Никто из участников спектакля никому не рассказал эту историю, не нажил на ней капитала, не поведал и о вечеринке у Суллы, не обсуждал пикантные подробности над бокалом разбавленного водой вина с маленькими пирожными. И не из страха за свою жизнь, а большей частью потому, что Рим вряд ли когда-нибудь поверит такому.

* * *

Когда Цезарь вернулся домой, то сразу же ощутил на себе последствия одноактной пьесы, разыгранной его матерью. Сулла прислал своего личного врача Луция Тукция посмотреть больного.

— Честно говоря, я не считаю рекомендацию Суллы достаточной, — сказала Аврелия Луцию Декумию. — Мне остается только надеяться, что без Луция Тукция состояние Суллы было бы гораздо хуже.

— Он — римлянин, — ответил Луций Декумий, — а это уже кое-что. Грекам я не доверяю.

— Греческие врачи очень умные.

— По части теории и этики. Они лечат своих пациентов новыми идеями, а не старыми, проверенными средствами. Старые средства самые лучшие. Я вот, например, когда угодно готов принять толченых сырых пауков с порошком снотворного!

— Что ж, Луций Декумий, как ты сказал, этот врач — римлянин.

Поскольку в этот момент у комнаты Цезаря появился врач, разговор прекратился. Тукций был небольшого роста, кругленький, гладенький, чистенький. Он был главным хирургом в армии Суллы, и именно он направил Суллу в Эдепс, когда тот заболел в Греции.

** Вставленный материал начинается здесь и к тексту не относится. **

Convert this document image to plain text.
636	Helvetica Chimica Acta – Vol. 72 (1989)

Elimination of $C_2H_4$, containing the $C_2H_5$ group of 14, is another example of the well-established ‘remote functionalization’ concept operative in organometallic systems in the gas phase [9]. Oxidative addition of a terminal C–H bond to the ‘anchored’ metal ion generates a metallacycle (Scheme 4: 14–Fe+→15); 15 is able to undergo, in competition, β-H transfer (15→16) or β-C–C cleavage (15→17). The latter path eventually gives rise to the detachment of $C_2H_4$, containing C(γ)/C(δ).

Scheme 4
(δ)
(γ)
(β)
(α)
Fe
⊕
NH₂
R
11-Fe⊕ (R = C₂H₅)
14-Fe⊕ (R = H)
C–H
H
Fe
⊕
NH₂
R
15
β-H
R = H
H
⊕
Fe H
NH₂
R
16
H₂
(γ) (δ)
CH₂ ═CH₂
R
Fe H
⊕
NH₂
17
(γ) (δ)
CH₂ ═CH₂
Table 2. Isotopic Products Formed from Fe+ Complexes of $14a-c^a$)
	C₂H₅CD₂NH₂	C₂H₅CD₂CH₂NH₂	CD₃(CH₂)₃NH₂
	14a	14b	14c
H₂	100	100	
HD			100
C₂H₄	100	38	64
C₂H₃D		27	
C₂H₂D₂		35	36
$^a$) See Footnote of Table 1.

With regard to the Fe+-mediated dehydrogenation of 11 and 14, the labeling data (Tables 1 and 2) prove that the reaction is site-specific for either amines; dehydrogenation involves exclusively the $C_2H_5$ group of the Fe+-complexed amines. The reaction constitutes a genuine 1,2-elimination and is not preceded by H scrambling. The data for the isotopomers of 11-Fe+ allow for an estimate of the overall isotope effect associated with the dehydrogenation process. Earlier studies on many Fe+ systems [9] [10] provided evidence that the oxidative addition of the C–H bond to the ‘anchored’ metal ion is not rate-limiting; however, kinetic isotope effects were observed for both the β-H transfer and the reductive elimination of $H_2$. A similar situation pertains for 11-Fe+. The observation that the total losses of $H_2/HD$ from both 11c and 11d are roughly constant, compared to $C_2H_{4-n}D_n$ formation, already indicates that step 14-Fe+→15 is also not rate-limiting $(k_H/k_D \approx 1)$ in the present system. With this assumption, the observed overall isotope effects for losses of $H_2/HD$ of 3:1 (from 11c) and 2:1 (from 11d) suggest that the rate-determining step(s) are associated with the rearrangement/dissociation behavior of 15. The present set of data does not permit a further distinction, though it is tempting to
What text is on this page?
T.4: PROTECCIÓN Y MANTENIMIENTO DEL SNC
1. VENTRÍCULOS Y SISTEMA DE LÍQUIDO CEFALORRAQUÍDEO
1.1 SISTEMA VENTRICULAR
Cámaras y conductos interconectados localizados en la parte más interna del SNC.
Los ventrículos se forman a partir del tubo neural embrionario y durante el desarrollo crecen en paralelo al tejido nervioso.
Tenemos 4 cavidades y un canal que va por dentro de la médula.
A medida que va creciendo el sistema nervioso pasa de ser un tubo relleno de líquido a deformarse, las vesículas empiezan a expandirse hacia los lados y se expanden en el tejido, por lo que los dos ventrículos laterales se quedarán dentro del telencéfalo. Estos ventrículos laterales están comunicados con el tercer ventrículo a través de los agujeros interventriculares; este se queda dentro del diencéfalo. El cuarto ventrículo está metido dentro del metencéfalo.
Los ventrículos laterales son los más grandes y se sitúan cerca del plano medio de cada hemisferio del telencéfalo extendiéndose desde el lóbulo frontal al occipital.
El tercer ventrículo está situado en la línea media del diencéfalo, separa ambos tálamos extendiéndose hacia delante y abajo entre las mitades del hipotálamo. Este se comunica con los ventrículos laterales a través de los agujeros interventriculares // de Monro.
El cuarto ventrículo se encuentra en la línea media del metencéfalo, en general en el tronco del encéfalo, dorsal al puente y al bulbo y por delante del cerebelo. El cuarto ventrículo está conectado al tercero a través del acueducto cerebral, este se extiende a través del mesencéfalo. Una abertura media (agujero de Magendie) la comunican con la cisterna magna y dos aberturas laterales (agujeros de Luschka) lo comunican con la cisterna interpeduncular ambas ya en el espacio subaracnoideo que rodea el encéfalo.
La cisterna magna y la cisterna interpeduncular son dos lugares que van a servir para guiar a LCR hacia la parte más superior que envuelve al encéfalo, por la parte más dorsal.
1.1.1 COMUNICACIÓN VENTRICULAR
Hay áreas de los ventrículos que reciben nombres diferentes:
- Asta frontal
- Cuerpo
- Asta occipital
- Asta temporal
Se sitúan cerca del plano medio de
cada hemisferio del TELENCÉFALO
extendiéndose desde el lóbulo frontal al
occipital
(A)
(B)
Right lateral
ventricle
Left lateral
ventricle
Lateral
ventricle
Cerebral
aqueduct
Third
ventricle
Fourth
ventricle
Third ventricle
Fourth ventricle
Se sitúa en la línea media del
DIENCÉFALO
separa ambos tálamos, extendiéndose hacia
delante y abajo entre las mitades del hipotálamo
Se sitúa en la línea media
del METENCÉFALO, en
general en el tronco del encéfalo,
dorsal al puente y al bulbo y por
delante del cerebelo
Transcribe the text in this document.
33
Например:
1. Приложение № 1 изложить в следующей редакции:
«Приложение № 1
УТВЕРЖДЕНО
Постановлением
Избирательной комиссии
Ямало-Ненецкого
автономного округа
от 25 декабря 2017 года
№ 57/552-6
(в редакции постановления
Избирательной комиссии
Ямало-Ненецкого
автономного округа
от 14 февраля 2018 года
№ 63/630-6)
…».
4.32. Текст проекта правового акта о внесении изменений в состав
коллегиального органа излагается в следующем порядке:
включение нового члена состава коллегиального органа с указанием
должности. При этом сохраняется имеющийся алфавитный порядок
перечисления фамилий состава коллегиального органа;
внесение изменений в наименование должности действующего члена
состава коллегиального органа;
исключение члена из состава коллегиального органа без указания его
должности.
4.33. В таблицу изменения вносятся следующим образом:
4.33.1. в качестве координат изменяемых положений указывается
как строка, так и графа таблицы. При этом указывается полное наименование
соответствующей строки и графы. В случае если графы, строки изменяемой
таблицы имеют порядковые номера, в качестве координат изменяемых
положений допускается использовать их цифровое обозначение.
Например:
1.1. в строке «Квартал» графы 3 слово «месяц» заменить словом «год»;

— Полагаю, неглупая женщина в Нерсах оказалась права: твой сын действительно страдал неизвестной формой малярии, — поведал он оживленно. — Ему повезло. Немногие выздоравливают после нее.

— А он выздоровеет? — нетерпеливо спросила Аврелия.

— Да, конечно. Кризис давно миновал. Но болезнь ослабила ток его крови. Поэтому он такой бледный и слабый.

— И что же нам делать? — сварливо спросил Луций Декумий.

— Вообще-то у людей, потерявших много крови от ран, такие же симптомы, как у Цезаря, — беззаботно проговорил Тукций. — В подобных случаях если они не умирают сразу, то постепенно выздоравливают сами по себе. Но я считаю полезным кормить их раз в день печенью овцы. Чем моложе овца, тем быстрее идет выздоровление. Я рекомендую Цезарю употреблять печень ягненка и пить каждый день по три яйца в козьем молоке.

— И никакого лекарства? — подозрительно спросил Луций Декумий.

— Лекарство не вылечит болезнь Цезаря. Как и греческие врачи из Эдепса, я верю, что в большинстве случаев питание полезнее лекарств, — твердо ответил Луций Тукций.

— Видишь? Все-таки он грек! — воскликнул Луций Декумий, когда врач ушел.

— Мне все равно, — живо отреагировала Аврелия. — Я буду следовать его рекомендациям, хотя бы на период между рыночными днями. Потом посмотрим. Но мне этот совет кажется дельным.

— Я лучше пойду на овечий рынок, — сказал этот коротышка, который любил Цезаря больше, чем своих сыновей. — Куплю ягненка и прослежу, чтобы его зарезали при мне.

Но настоящим препятствием явился сам пациент, который наотрез отказался есть сырую печень ягненка, а смесь яйца с козьим молоком выпил с таким отвращением, что его вырвало.